La Osteopatía se practica en muchos países del mundo. En algunos países, los terapeutas manuales utilizan técnicas osteopáticas ante la gran demanda de tratamiento osteopático.

NORMA ESPAÑOLA

AENOR: UNE.EN 16686

PRESENTACION DE ASISTENCIA SANITARIA EN OSTEOPATIA

Introducción 

La osteopatía es una disciplina de asistencia sanitaria de primera intención y centrada en el paciente, que destaca la interrelación de estructura y función del cuerpo, facilita la capacidad innata del cuerpo para curarse a sí mismo, y propugna un enfoque integral de la persona respecto a todos los aspectos de la salud y el desarrollo saludable principalmente mediante la práctica del tratamiento manual. 

A los pacientes que optan por un tratamiento osteopático tiene que garantizárseles la calidad y el estándar de cuidado sanitario que recibirán. 

Esta norma aborda la prestación de diagnóstico, tratamiento y cuidado sanitario osteopático. Aspira a establecer una pauta que facilite una práctica clínica, un aprendizaje, una seguridad y una ética de alta calidad para el beneficio de los pacientes. 

Esta norma europea no sustituye a la legislación nacional. 

1.- Objeto y campo de aplicación 

Esta norma europea especifica los requisitos y recomendaciones para la prestación de asistencia sanitaria, la dotación de instalaciones y equipos, la formación, y el marco ético para la buena práctica de la osteopatía. 

2.- Términos y definiciones 

Para los fines de este documento, se aplican los términos y definiciones siguientes: 

2.1. Cuidado sanitario:

Intervenciones destinadas a mantener y mejorar la salud. 

2.2. Historia clínica:

Exposición detallada del estado de salud y enfermedad de un paciente y otra información contenida en tal historial. 

2.3. Expediente clínico:

Documento relacionado con la historia clínica, el examen, la valoración, la evaluación, el diagnóstico, el tratamiento o el cuidado sanitario que se presta a un paciente, y cualquier información administrativa necesaria. 

2.4 . Comorbilidades:

Procesos patológicos o mórbidos concomitantes pero no relacionados. 

2.5. Consentimiento: 

Aceptación por parte de un paciente de una propuesta de actuación por parte de un osteópata después de haber sido informado de los factores relevantes relacionados con tal actuación. 

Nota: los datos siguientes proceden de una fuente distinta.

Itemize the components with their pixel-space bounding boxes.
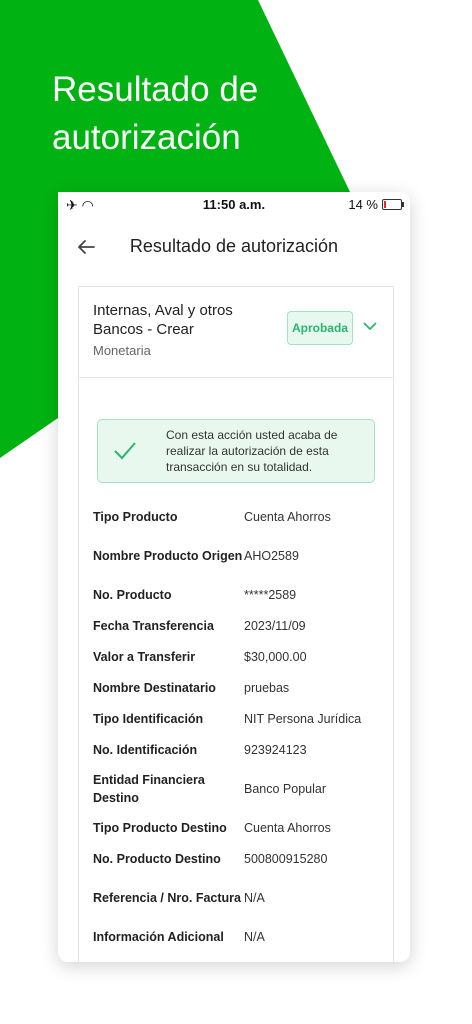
page-title: Resultado de autorización <box>129 236 339 256</box>
detail-label: Valor a Transferir <box>93 649 196 664</box>
detail-row: Referencia / Nro. Factura N/A <box>93 874 389 921</box>
phone-screen: ✈ ︎◠ 11:50 a.m. 14 % Resultado de autori… <box>58 192 410 962</box>
status-bar: ✈ ︎◠ 11:50 a.m. 14 % <box>58 192 410 218</box>
detail-value: Banco Popular <box>244 781 327 796</box>
alert-message: Con esta acción usted acaba de realizar … <box>166 428 338 474</box>
battery-icon <box>382 199 404 210</box>
detail-label: Nombre Destinatario <box>93 680 216 695</box>
success-alert: Con esta acción usted acaba de realizar … <box>97 419 375 483</box>
detail-value: Cuenta Ahorros <box>244 509 331 524</box>
battery-percent: 14 % <box>348 197 378 212</box>
detail-label: No. Producto <box>93 587 172 602</box>
detail-label: Tipo Identificación <box>93 711 204 726</box>
detail-label: Nombre Producto Origen <box>93 548 243 563</box>
detail-row: Fecha Transferencia 2023/11/09 <box>93 610 389 641</box>
battery-status: 14 % <box>348 197 404 212</box>
detail-label: No. Identificación <box>93 742 198 757</box>
detail-value: 500800915280 <box>244 851 328 866</box>
detail-value: 2023/11/09 <box>244 618 306 633</box>
detail-value: Cuenta Ahorros <box>244 820 331 835</box>
detail-row: Tipo Producto Cuenta Ahorros <box>93 501 389 532</box>
detail-row: Tipo Producto Destino Cuenta Ahorros <box>93 812 389 843</box>
detail-label: Entidad Financiera Destino <box>93 772 205 805</box>
detail-label: Referencia / Nro. Factura <box>93 890 241 905</box>
detail-row: No. Producto Destino 500800915280 <box>93 843 389 874</box>
chevron-down-icon[interactable] <box>361 317 379 335</box>
detail-row: Tipo Identificación NIT Persona Jurídica <box>93 703 389 734</box>
detail-value: N/A <box>244 929 265 944</box>
detail-value: pruebas <box>244 680 290 695</box>
detail-row: Nombre Destinatario pruebas <box>93 672 389 703</box>
status-badge: Aprobada <box>287 311 353 345</box>
detail-value: *****2589 <box>244 587 297 602</box>
detail-row: Nombre Producto Origen AHO2589 <box>93 532 389 579</box>
detail-row: No. Producto *****2589 <box>93 579 389 610</box>
detail-value: 923924123 <box>244 742 307 757</box>
detail-label: Tipo Producto Destino <box>93 820 227 835</box>
detail-label: No. Producto Destino <box>93 851 221 866</box>
top-bar: Resultado de autorización <box>58 232 410 262</box>
detail-value: NIT Persona Jurídica <box>244 711 362 726</box>
detail-label: Tipo Producto <box>93 509 178 524</box>
detail-value: AHO2589 <box>244 548 299 563</box>
battery-fill <box>384 201 386 208</box>
detail-label: Fecha Transferencia <box>93 618 214 633</box>
detail-value: N/A <box>244 890 265 905</box>
transaction-title: Internas, Aval y otros Bancos - Crear <box>93 302 233 338</box>
detail-row: No. Identificación 923924123 <box>93 734 389 765</box>
detail-row: Entidad Financiera Destino Banco Popular <box>93 765 389 812</box>
detail-value: $30,000.00 <box>244 649 307 664</box>
hero-title: Resultado de autorización <box>52 70 259 157</box>
transaction-type: Monetaria <box>93 343 151 358</box>
detail-label: Información Adicional <box>93 929 224 944</box>
details-list: Tipo Producto Cuenta Ahorros Nombre Produ… <box>93 501 389 952</box>
detail-row: Información Adicional N/A <box>93 921 389 952</box>
check-icon <box>114 442 136 460</box>
transaction-summary[interactable]: Internas, Aval y otros Bancos - Crear Mo… <box>79 287 393 378</box>
authorization-card: Internas, Aval y otros Bancos - Crear Mo… <box>78 286 394 962</box>
detail-row: Valor a Transferir $30,000.00 <box>93 641 389 672</box>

2.6. Desarrollo profesional continuado; CPD (Continuing Profesional Development): 

Medios por los que los miembros de una profesión mantienen, mejoran y amplían su conocimiento y aptitudes relacionadas con tal profesión. 

2.7. Diagnóstico: 

Desarrollo por parte de un osteópata de hipótesis de trabajo sobre disfunción(es), y el reconocimiento de los signos y síntomas de trastornos o enfermedad utilizando procesos diagnósticos de reconocimiento, valoración y evaluación. 

2.8. Disfunción:

Area corporal con alguna función biomecánica, neuroeléctnca, vascular, biofísca o bioquímica o celular impedida que está causando una merma de la salud. 

2.9. Salud:

Estado de bienestar físico, mental y social completo y no meramente la ausencia de enfermedad o dolencia. 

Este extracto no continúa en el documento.